For months, the cost and availability of healthcare were daily fodder in the debate over which Democratic candidate would do a better job as president. But now healthcare has taken a backseat to the economy, the price of gas, and the war in Iraq as the top issues in the Presidential campaign.
The Washington Health Department has approved the sale of two Spokane hospitals to Franklin, TN-based Community Health Systems. The not-for-profit Empire Health Services is selling Deaconess Medical Center and Valley Hospital and Medical Center for $272 million. They have a total of 511 acute-care beds and treat more than 225,000 patients a year.
California officials are planning to appeal a federal judge's decision that blocked 10% cuts in Medi-Cal fees to doctors, pharmacists and other medical professionals. The 10% reductions took effect in July to a large network of doctors, dentists, pharmacists, adult day health centers, and others in the healthcare system. Some 6.6 million low-income people receive Medi-Cal.
The University of New Mexico's new Center for Life offers what officials call "complementary medicine" that augments modern medicine with practices and treatments that may go back thousands of years in other cultures. The philosophy has its basis in preventing disease, says Arti Prasad, MD, the center's director. The center's physicians work with yoga instructors, doctors of Oriental medicine, or hypnotherapists when treating patients.
A new economic analysis shows that the HPV vaccine could be a good financial investment in public health if given to preadolescent girls and women up to age 21. Authors of the study measured the Gardasil vaccine's value by calculating the cost of giving one person an extra healthy year of life and balancing the expense of vaccinations with the benefits of avoiding cancer, death, and related expenses.
Doctors who diagnose people with terminal illnesses would be required to immediately tell them about the right to refuse or withdraw from life-sustaining treatment under a measure approved by California lawmakers. The right-to-die legislation would require a doctor at the time of a terminal diagnosis to explain all options, when requested by the patient. But some say physicians who treat cancer patients oppose the latest bill because they see it as government meddling at a time when patients need compassion.
Two months after Philadelphia's Fox Chase Cancer Center said it was considering a second campus in northern Delaware, the University of Pennsylvania Health System has announced its first foothold in the state. Penn has a new partnership with Bayhealth Medical Center that will link patients there to experts and clinical trials at Penn, a National Cancer Institute comprehensive cancer center. Penn has similar relationships with nine health systems in Pennsylvania and seven in New Jersey.
A Mexican man in a coma at the University of Illinois Medical Center at Chicago has ignited a dispute over hospitals sending medically needy undocumented immigrants back to their countries of origin. Francisco Pantaleon suffered a severe brain hemorrhage in mid-July, according to his sister Socorro. Pantaleon worked at a carwash and has no health insurance, she said. The medical center believes there is "little hope for recovery," according to a statement, and officials arranged for Pantaleon to be transferred to a hospital in Acapulco at UIC's expense. But members of Pantaleon's family are protesting that arrangement and have retained lawyers in hopes of preventing it.

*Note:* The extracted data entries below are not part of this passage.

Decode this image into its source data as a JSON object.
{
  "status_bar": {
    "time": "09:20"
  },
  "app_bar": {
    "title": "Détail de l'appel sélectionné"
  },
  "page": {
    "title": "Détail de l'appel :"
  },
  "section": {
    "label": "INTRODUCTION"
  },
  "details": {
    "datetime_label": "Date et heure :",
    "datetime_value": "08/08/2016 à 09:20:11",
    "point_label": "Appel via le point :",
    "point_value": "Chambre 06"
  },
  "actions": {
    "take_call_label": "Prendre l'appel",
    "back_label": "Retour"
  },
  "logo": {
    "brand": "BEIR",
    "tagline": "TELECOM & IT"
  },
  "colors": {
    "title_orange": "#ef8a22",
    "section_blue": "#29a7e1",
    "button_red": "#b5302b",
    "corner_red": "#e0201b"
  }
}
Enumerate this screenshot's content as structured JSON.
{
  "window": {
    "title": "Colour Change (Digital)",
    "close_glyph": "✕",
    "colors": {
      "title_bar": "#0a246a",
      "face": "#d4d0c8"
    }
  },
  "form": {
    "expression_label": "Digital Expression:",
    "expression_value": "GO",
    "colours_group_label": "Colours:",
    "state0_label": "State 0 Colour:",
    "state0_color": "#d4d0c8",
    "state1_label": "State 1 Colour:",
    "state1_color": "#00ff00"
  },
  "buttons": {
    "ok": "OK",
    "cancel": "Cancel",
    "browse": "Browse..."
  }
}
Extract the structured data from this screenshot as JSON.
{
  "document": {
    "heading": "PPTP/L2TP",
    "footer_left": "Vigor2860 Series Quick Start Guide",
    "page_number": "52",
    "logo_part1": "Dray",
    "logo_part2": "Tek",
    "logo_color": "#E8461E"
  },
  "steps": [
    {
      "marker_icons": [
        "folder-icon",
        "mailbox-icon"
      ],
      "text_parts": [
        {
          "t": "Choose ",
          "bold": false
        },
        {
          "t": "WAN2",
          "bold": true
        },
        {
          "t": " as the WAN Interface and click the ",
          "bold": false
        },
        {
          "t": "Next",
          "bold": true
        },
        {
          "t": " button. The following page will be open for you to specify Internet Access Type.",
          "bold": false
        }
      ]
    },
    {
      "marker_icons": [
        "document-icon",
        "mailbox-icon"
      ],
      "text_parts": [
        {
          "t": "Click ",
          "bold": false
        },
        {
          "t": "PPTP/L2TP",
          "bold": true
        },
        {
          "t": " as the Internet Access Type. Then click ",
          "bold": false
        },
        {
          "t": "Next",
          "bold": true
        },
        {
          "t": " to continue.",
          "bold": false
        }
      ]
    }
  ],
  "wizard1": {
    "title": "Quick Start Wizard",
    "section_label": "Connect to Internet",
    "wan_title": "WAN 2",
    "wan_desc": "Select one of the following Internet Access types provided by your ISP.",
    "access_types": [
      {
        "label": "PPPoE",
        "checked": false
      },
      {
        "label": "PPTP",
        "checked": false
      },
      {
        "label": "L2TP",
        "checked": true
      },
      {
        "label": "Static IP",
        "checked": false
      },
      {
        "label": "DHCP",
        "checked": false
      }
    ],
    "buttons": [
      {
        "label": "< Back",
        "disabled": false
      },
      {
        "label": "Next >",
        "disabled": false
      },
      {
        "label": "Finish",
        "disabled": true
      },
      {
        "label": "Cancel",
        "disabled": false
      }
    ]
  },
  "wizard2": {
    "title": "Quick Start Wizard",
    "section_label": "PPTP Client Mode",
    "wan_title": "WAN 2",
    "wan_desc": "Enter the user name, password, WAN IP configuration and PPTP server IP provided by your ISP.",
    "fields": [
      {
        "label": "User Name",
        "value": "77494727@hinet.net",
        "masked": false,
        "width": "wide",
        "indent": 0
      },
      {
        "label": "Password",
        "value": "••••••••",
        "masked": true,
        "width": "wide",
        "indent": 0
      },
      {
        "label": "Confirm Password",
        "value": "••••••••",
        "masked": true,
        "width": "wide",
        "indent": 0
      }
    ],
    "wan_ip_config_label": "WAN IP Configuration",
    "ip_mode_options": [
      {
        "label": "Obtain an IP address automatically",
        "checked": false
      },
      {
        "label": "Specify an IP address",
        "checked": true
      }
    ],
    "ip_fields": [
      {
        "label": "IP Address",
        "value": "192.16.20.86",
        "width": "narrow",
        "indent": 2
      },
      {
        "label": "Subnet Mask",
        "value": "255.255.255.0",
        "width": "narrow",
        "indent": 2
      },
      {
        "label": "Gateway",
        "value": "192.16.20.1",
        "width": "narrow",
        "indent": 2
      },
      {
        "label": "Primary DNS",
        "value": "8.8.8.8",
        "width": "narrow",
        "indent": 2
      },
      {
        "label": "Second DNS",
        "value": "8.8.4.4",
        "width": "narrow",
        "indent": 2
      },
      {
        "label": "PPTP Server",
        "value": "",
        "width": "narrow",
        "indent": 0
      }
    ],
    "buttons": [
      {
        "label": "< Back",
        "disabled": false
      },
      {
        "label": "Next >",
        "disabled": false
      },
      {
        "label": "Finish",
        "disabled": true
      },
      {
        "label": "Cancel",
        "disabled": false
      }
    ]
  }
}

Wareham, MA-based Tobey Hospital recently opened a $1 million ExpressCare unit, with a goal to get noncritical emergency patients in, treated, and discharged within an hour. The 70-bed hospital's emergency room usage has grown by 40% in the past 10 years, say hospital representatives. In 2007, Tobey had 28,000 emergency room visits, and this year is averaging 100 a day.
When most patients go to the pharmacy to fill a new prescription, they don't think twice about turning over the note from their doctor. But to the world's largest drug makers, the information is an invaluable sales tool that they use to track what drugs individual doctors are prescribing. Companies like IMS Health Inc., have built an industry around gathering prescription data and selling the information to pharmaceutical companies for millions of dollars each year. But now such companies are fighting laws in three New England states to keep prescribing information out of their hands.